Hasan Sabbah’ın düşünce ve eylemleri Selçuklu egemenlik sistemine karşı tepkilerle şekillendi. ‘Kurtarılmış Bölge’ ve ‘vur-kaç’ kavramlarının ilk uygulayıcılarındandır. Ailesi Yemen’den gelip Rey’e yerleşen Hasan Sabbah burada İsmaililerle tanıştı ve görüşlerini benimsedi. O sırada İran’daki İsmaililerin lideri İbn Attaş onu Mısır’a gönderir. 1081’de Hasan Sabbah Mısır’dan döndüğünde düşünce sistematiği daha da netleşmiş olarak örgütlenmeye başlar. Bu sırada Mısır’da devlet kurmuş olan İsmaililer’deki (Fatimi Devleti 969-1171) halifelik sorunu yüzünden bölünme olur. Bundan sonra Hasan Sabbah ve ardıllarına İsamili yada Nizariler denilmiştir. Bölünen diğer kol ise bugün solcu olan Lübnan Dürzileri ile bugünkü Suriye civarındaki Nusayriler’dir.
Hasan Sabbah’ın çalışmaları kısa sürede Selçuklu veziri Nizamülmülk’ün dikkatini çekmeye yeter ve hemen önlem almaya girişir. Tehlikenin farkındadır. İslailileri sıkı şekilde kovuşturmaya alır. İsmaililer gizli örgütlenmeyi temel alırlar. Şehirlerde örgütlenme ve propagandanın zemini olmadığından dağlık alanlara doğru çıkmayı daha uygun bulurlar. Böylece tarihte ilk gerilla eylemlerinin uygulayıcıları ortaya çıkar.
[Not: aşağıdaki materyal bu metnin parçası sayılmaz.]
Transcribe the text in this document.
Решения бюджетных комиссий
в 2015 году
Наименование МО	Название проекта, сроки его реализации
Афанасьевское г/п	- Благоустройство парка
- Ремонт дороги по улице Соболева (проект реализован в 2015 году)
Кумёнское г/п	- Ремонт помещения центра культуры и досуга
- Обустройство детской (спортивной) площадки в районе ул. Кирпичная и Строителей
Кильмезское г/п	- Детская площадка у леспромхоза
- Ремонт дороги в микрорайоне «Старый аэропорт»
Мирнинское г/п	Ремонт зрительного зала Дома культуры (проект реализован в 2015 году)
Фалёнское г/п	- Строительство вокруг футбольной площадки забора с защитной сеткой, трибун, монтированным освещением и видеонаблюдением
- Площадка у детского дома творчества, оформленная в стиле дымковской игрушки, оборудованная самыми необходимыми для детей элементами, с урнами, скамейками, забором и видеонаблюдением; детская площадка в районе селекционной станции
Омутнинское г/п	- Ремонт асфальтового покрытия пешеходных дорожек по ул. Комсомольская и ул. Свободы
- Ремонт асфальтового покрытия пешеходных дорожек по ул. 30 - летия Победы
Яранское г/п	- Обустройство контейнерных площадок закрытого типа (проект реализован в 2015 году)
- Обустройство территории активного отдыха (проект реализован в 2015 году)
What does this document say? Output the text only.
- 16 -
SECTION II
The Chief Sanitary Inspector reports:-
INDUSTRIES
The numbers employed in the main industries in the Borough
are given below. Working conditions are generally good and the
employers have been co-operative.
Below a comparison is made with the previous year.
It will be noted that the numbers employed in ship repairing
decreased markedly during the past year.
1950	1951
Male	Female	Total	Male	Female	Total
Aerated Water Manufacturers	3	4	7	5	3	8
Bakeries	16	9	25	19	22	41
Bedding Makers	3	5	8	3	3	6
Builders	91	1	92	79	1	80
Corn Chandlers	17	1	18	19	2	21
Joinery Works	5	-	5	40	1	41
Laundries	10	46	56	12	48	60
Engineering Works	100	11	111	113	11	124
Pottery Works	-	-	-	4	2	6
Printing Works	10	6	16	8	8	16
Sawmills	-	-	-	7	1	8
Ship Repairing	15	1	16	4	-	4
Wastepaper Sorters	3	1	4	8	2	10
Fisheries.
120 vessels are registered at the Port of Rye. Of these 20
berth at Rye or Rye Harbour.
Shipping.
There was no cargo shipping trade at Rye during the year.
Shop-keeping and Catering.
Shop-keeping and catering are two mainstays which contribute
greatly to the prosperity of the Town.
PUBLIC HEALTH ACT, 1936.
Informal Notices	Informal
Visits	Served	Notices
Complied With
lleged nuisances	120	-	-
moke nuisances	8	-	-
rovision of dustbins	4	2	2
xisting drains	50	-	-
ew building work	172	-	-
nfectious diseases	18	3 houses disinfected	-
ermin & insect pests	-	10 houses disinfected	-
Hasan Sabbah'ın Kirman ve Yezid, Nişabur güneyindeki dağlık Kuhistan, Hazar denizi güneyinde kalan Damgen denilen dağlık bölgeden Kuzey İran’a kadar geniş bir etkinlik sahası vardır.
Hasan Sabbah karargahını kurmak üzere ‘Kartal Yuvası’ anlamına gelen Alamut Kalesini seçer. Kazvin yakınlarındaki kale sarp kayalıkların üzerindedir. Hasan, kaleyi Mehdi adlı bir ikta sahibinden savaşmadan alır. Hasan Sabbah, 1090 yılında kaleye yerleşir ve kale 171 yıl hareketin karargahı olur. İkinci merkez dağlık Kuhistan bölgesidir. Hareketin yolladığı Dai Hüseyin burada kısa zamanda güçlenir. Üçüncü merkez İsfahan’dır. İsfahan yakınındaki Şahdiz kalesi hareket merkezidir. Başka kalelere de yerleşen Nizarilerin güçlenmesi zor olmaz. Dördüncü yerleşim bölgesi ise Haçlıların bulunduğu Suriye dağlık bölgeleridir. Haçlılar, emperyalist amaçlarla düzenleyip kutsal kılıflara soktukları bu seferlerin daha ilkinde FEDAİLERİN hançeri ile tanışırlar. Sonraki yüzyıllarda da bu tanışıklık devam edcektir (1098).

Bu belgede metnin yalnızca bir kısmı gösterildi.